The widow repeated it under her breath, testing the weight of it. Then she looked down at the two halves of the heart pendant—his in his fist, hers pressed to her throat.

She stepped closer to the casket and, with a tenderness that surprised even her, reached out and touched the man’s folded hand. “You absolute idiot,” she whispered, not cruelly. Almost lovingly. Then she turned to Eli.

Her eyes were still wet. Her posture was still straight. But something in her had changed, like a door had opened and refused to close again.

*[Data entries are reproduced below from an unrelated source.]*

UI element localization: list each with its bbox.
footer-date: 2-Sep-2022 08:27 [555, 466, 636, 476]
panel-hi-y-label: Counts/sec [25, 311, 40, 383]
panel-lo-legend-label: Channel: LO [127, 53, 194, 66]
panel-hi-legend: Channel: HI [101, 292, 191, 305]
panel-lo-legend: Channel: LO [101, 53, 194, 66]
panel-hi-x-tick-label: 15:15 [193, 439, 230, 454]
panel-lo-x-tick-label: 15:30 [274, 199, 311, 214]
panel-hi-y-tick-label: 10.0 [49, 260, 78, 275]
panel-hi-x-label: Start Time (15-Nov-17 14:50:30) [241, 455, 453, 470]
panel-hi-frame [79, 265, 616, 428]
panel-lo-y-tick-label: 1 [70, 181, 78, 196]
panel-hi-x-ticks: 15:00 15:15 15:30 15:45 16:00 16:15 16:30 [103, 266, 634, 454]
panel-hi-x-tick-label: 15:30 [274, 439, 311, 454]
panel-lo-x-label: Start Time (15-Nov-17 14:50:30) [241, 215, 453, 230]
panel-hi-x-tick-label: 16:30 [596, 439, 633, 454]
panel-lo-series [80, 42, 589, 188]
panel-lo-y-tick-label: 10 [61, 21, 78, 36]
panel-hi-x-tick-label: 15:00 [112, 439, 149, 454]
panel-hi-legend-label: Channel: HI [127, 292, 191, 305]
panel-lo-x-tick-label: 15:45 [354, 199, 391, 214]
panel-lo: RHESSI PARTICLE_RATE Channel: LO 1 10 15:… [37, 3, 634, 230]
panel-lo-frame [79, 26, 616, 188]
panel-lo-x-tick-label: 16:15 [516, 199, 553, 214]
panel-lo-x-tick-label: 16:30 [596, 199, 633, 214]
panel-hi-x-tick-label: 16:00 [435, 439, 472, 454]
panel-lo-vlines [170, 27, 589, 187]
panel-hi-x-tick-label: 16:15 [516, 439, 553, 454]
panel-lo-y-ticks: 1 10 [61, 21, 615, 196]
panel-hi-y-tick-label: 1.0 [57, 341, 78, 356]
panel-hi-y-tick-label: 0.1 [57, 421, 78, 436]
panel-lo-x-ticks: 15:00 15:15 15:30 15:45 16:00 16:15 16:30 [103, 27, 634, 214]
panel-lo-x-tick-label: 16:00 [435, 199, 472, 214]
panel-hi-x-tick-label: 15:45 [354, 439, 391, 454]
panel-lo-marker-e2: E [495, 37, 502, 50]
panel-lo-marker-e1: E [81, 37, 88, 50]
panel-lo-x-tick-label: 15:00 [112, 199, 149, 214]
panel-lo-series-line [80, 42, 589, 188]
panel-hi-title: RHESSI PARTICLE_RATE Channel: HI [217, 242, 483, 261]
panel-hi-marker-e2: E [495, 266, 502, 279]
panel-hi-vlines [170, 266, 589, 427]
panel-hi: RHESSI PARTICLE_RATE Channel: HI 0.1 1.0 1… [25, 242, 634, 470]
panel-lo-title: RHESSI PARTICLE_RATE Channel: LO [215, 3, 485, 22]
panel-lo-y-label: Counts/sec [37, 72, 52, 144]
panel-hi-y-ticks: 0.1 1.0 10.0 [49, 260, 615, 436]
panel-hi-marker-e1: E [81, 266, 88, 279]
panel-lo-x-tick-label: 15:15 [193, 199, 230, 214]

“Come with me,” she said, and the words weren’t a command. They were an offer that cost her everything and meant it anyway. “We’ll talk somewhere quieter. And… and you’re not going back out there alone.”

Eli’s shoulders sagged, just a little, like he’d been carrying a backpack full of rocks and someone had finally taken the straps. He nodded once, sharply, like if he nodded too slowly he’d start crying and never stop.

As they walked away from the casket together, the widow’s hand hovered near his back—not touching, not yet, just there. A bridge under construction. In the hush behind them, the broken heart pendants swung gently on their chains, two halves moving in the same rhythm for the first time in years.